El segundo paseo de la semana tuvo lugar el miércoles a la noche y no fue nada especial, decidí darlo en el joven y veloz corcel, vulgo bicicleta, y salí de casa dirección plaza de los fueros para meterme en el arbolado de la Vuelta del Castillo en busca del fresco. En un pispás me planté allí y me di cuenta de que mi ingenio mecánico es de pocas luces, mejor dicho de ninguna, o sea que no tiene luz y el camino más cercano a la muralla, que es el que tomé, estaba más negro que el sobaco de un grillo, así que hube de poner mis ojos en modo búho para no estozolarme. De repente una silueta oscura se recortó frente a mí, un paseante se me acercaba, mis ojos de búho funcionaron y en él reconocí a mi amigo Luis, profesor felizmente jubilado, eficaz hortelano y, por lo visto, también paseante nocturno. Paré, nos saludamos, nos hicimos unas risas y seguí mi ruta hacia la negrura. Al entrar bajo ese pequeño bosque que hay un poco antes de la puerta del Socorro estuve a punto de echar pie a tierra porque iba totalmente vendido: no veía nada, pero había buen firme y no hubo sorpresas. Como pude rodee el foso y por fin llegué al Edificio Singular, hice derecha y empecé a subir, la bici delata la cuesta, la todavía avenida de Catalina de Foix, no la quise molestar porque imagino que estará disgustada de que la manden de nuevo a los archivos. He llegado a Yanguas y Miranda para volver a tomar la plaza de los Fueros y tras media hora de pedaleo y la cabeza un poco más fresca, recogerme en mi sombría cueva.
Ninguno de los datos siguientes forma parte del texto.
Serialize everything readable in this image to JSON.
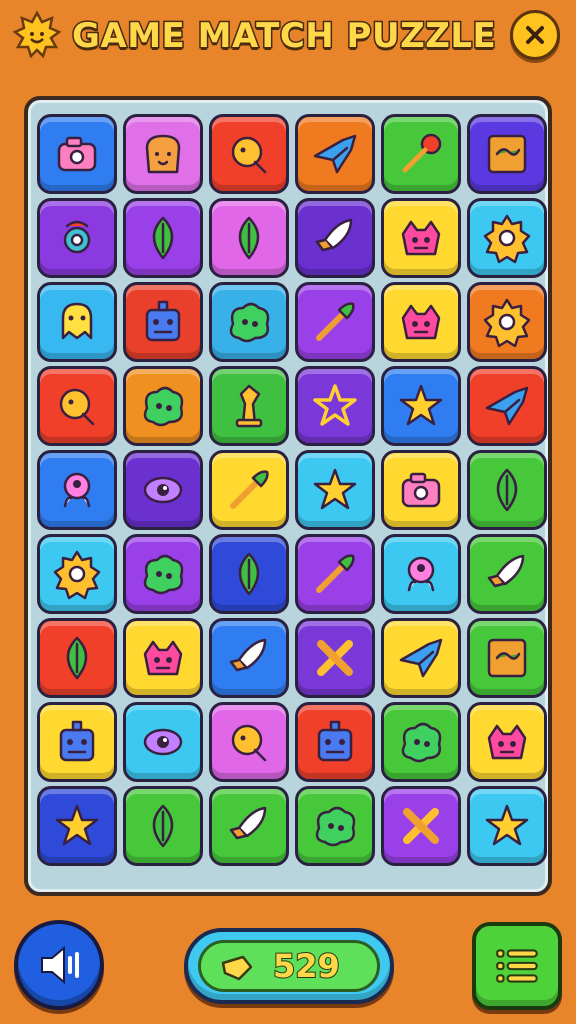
{
  "header": {
    "title": "GAME MATCH PUZZLE",
    "logo_icon": "smiling-sun-icon",
    "close_icon": "close-icon"
  },
  "board": {
    "rows": [
      [
        {
          "color": "#2f7df0",
          "icon": "camera-icon"
        },
        {
          "color": "#e070e8",
          "icon": "toast-icon"
        },
        {
          "color": "#f0402a",
          "icon": "bubble-icon"
        },
        {
          "color": "#f07a20",
          "icon": "fish-icon"
        },
        {
          "color": "#46c83a",
          "icon": "lollipop-icon"
        },
        {
          "color": "#5a3ae0",
          "icon": "frame-icon"
        }
      ],
      [
        {
          "color": "#8a3ae0",
          "icon": "eye-flower-icon"
        },
        {
          "color": "#9a40e8",
          "icon": "leaf-icon"
        },
        {
          "color": "#e068e8",
          "icon": "leaf-icon"
        },
        {
          "color": "#6a30d0",
          "icon": "rocket-icon"
        },
        {
          "color": "#ffd830",
          "icon": "monster-icon"
        },
        {
          "color": "#3cc8f0",
          "icon": "gear-icon"
        }
      ],
      [
        {
          "color": "#38b8f0",
          "icon": "ghost-icon"
        },
        {
          "color": "#e8402a",
          "icon": "robot-icon"
        },
        {
          "color": "#38b0e8",
          "icon": "blob-icon"
        },
        {
          "color": "#9a40e8",
          "icon": "brush-icon"
        },
        {
          "color": "#ffd830",
          "icon": "monster-icon"
        },
        {
          "color": "#f07a20",
          "icon": "gear-icon"
        }
      ],
      [
        {
          "color": "#f0402a",
          "icon": "bubble-icon"
        },
        {
          "color": "#f09020",
          "icon": "blob-icon"
        },
        {
          "color": "#40c040",
          "icon": "chess-piece-icon"
        },
        {
          "color": "#7a38d8",
          "icon": "star-outline-icon"
        },
        {
          "color": "#2f7df0",
          "icon": "star-icon"
        },
        {
          "color": "#f0402a",
          "icon": "fish-icon"
        }
      ],
      [
        {
          "color": "#2f7df0",
          "icon": "alien-icon"
        },
        {
          "color": "#6a30d0",
          "icon": "eye-icon"
        },
        {
          "color": "#ffd830",
          "icon": "brush-icon"
        },
        {
          "color": "#3cc8f0",
          "icon": "star-icon"
        },
        {
          "color": "#ffd830",
          "icon": "camera-icon"
        },
        {
          "color": "#46c83a",
          "icon": "leaf-icon"
        }
      ],
      [
        {
          "color": "#3cc8f0",
          "icon": "gear-icon"
        },
        {
          "color": "#9a40e8",
          "icon": "blob-icon"
        },
        {
          "color": "#2f4ad8",
          "icon": "leaf-icon"
        },
        {
          "color": "#9a40e8",
          "icon": "brush-icon"
        },
        {
          "color": "#3cc8f0",
          "icon": "alien-icon"
        },
        {
          "color": "#46c83a",
          "icon": "rocket-icon"
        }
      ],
      [
        {
          "color": "#f0402a",
          "icon": "leaf-icon"
        },
        {
          "color": "#ffd830",
          "icon": "monster-icon"
        },
        {
          "color": "#2f7df0",
          "icon": "rocket-icon"
        },
        {
          "color": "#7a38d8",
          "icon": "bone-icon"
        },
        {
          "color": "#ffd830",
          "icon": "fish-icon"
        },
        {
          "color": "#46c83a",
          "icon": "frame-icon"
        }
      ],
      [
        {
          "color": "#ffd830",
          "icon": "robot-icon"
        },
        {
          "color": "#3cc8f0",
          "icon": "eye-icon"
        },
        {
          "color": "#e068e8",
          "icon": "bubble-icon"
        },
        {
          "color": "#f0402a",
          "icon": "robot-icon"
        },
        {
          "color": "#46c83a",
          "icon": "blob-icon"
        },
        {
          "color": "#ffd830",
          "icon": "monster-icon"
        }
      ],
      [
        {
          "color": "#2f4ad8",
          "icon": "star-icon"
        },
        {
          "color": "#46c83a",
          "icon": "leaf-icon"
        },
        {
          "color": "#46c83a",
          "icon": "rocket-icon"
        },
        {
          "color": "#46c83a",
          "icon": "blob-icon"
        },
        {
          "color": "#9a40e8",
          "icon": "bone-icon"
        },
        {
          "color": "#3cc8f0",
          "icon": "star-icon"
        }
      ]
    ]
  },
  "footer": {
    "sound_icon": "speaker-icon",
    "score_icon": "flag-icon",
    "score_value": "529",
    "menu_icon": "menu-icon"
  }
}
Y, por último, hoy jueves, he ido a lo viejo a hacer un recado y he decidido contároslo. Hoy también he ido asistido de mi bici. He salido de casa a las 10 de la mañana y me he fijado que la gente va y viene a sus cosas, que la ciudad bulle como el resto del año pero me ha llamado la atención la medida en que este calor nos afecta: los movimientos del personal son como ralentizados, pesados, como si nos hubiesen metido piedras en los bolsillos, la vida sigue pero a cámara lenta, incluso los turistas que, madrugadores, recorren la vieja Iruña plano en mano, en más de una ocasión prefieren cambiar un capitel, un claustro o un museo por una cañita bien fresca en un local con el aire bien acondicionado. Observando el pesado movimiento de la ciudad he llegado a mi destino: la cuchillería Caneda de la calle Mañueta, allí he descargado todo mi arsenal de armas blancas para que les diesen el periódico repaso, lo que ellos llaman vaciado y los mortales llamamos afilado; el afilador, en su embajada de Albacete, paraíso de los Siete niños de Écija, ha tomado en sus hábiles manos mi herramienta y me ha dado una hora de tiempo para pasar a buscarlos. He subido la Mañueta pedaleando como he podido, me he presentado en Navarrería y me he acercado a hacer una visita a mi amigo Álvaro en su bonita tienda de Antigüedades Zugarrondo donde podéis encontrar ese regalo especial o esa pieza caprichosa a un precio más que razonable.

Al salir me he acercado a la Plazuela de San José y he tocado el timbre del convento de las Siervas de María, el que hace esquina con la calle del Redín. Una sor me ha recibido y sonriente se ha interesado por el motivo de mi visita, quisiera ver a la hermana Caridad, le he dicho, me ha pasado a una monjil sala de espera y me ha rogado que esperase. La hermana Caridad es una Sierva encantadora, aragonesa ella, octogenaria y que aun trabaja perdiendo noches junto al enfermo que se lo solicite. Ella asistió varias noches a mi padre y lo hizo con tal cariño que le estaremos agradecidos de por vida. Llegó enseguida y se alegró de verme, nos hicimos las preguntas de rigor, le pedí que me enseñase el convento y así lo hizo; me enseñó la galería acristalada y llena de plantas donde ellas pasan los ratos de asueto en comunidad, me enseñó el jardín y la iglesia. Un templo neogótico muy del estilo de quien lo firmó: Florencio Ansoleaga, el historicista. La fachada también tiene toques góticos y renacentistas con arcos conopiales en las ventanas. Es un convento modesto, pero a mí me gusta verlo todo.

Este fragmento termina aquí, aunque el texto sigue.